University of Pennsylvania Data Breach Reportedly Affects 1.2 Million People

A recent data breach at the University of Pennsylvania has exposed sensitive information belonging to approximately 1.2 million individuals, including students, alumni and donors. The incident came to light on Oct. 31, 2025, after the university detected unauthorized access to internal systems and a series of offensive emails sent from an official Penn email addresses.

According to reporting by BleepingComputer, the breach began when threat actors gained full access to an employee’s PennKey single sign-on account. This access enabled them to infiltrate multiple university systems, including the VPN, Salesforce data, Qlik analytics platform, SAP business intelligence system and SharePoint files.

The attackers claimed to have exfiltrated data for roughly 1.2 million people, including names, dates of birth, addresses, phone numbers, estimated net worth, donation history and demographic details such as race, religion and sexual orientation. So far, the number of impacted individuals includes 11,455 residents in Texas, 6,413 in Washington, and 1,488 in Maine.

The cybercriminals released a 1.7 GB cache of internal files allegedly taken from Penn’s SharePoint and Box systems and used their access to the Salesforce Marketing Cloud to send offensive mass emails to about 700,000 recipients. They said they were after the university’s donor database, not ransom, and framed the breach as a financially driven effort focused on exploiting wealth and donor information rather than any political agenda.

The University of Pennsylvania published a cybersecurity incident notice on its website, began notifying impacted individuals by mail, and disclosed the breach to the Attorney Generals' offices in Maine, California, Massachusetts, Texas, Vermont and Washington beginning on December 1, 2025.

University of Pennsylvania's response

In response to the breach, the University of Pennsylvania has initiated an internal investigation and notified law enforcement, including the FBI. The university is working with third-party technical experts to assess the scope of the breach and secure affected systems. Penn has confirmed that all impacted systems have been secured and restored.

They have acknowledged the incident publicly and are providing updates to the community as the investigation progresses. The university has stated it once the investigation and review is completed, that impacted individuals will be notified.
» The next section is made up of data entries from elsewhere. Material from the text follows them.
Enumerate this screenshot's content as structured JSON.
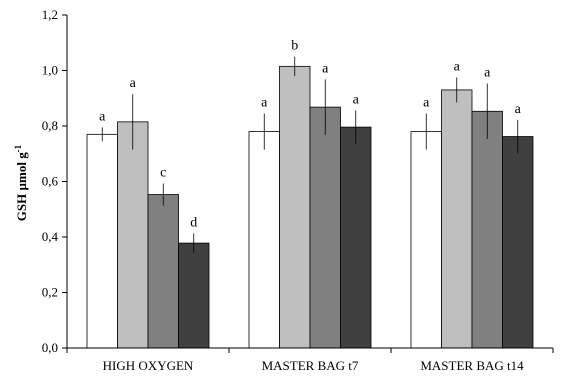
{
  "chart_data": {
    "type": "bar",
    "ylabel": "GSH µmol g",
    "ylabel_superscript": "-1",
    "ylim": [
      0,
      1.2
    ],
    "yticks": [
      "0,0",
      "0,2",
      "0,4",
      "0,6",
      "0,8",
      "1,0",
      "1,2"
    ],
    "grid": false,
    "legend": "none",
    "categories": [
      "HIGH OXYGEN",
      "MASTER BAG t7",
      "MASTER BAG t14"
    ],
    "series": [
      {
        "color": "#ffffff",
        "values": [
          0.77,
          0.78,
          0.78
        ],
        "errors": [
          0.025,
          0.065,
          0.065
        ],
        "labels": [
          "a",
          "a",
          "a"
        ]
      },
      {
        "color": "#bfbfbf",
        "values": [
          0.815,
          1.015,
          0.93
        ],
        "errors": [
          0.1,
          0.035,
          0.045
        ],
        "labels": [
          "a",
          "b",
          "a"
        ]
      },
      {
        "color": "#808080",
        "values": [
          0.553,
          0.868,
          0.853
        ],
        "errors": [
          0.04,
          0.1,
          0.1
        ],
        "labels": [
          "c",
          "a",
          "a"
        ]
      },
      {
        "color": "#404040",
        "values": [
          0.378,
          0.796,
          0.762
        ],
        "errors": [
          0.035,
          0.06,
          0.06
        ],
        "labels": [
          "d",
          "a",
          "a"
        ]
      }
    ]
  }
}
Given the nature of the information exposed, individuals associated with Penn, especially donors, alumni and students, should remain vigilant against targeted phishing or social engineering attempts. Attackers may use the stolen information to impersonate the university, solicit fraudulent donations or attempt to access online accounts.

Anyone receiving unexpected messages about donations or account activity should verify the legitimacy of such communications directly with the university before responding. It is also advisable to monitor financial accounts and consider updating passwords for any accounts that may use similar credentials to those associated with Penn.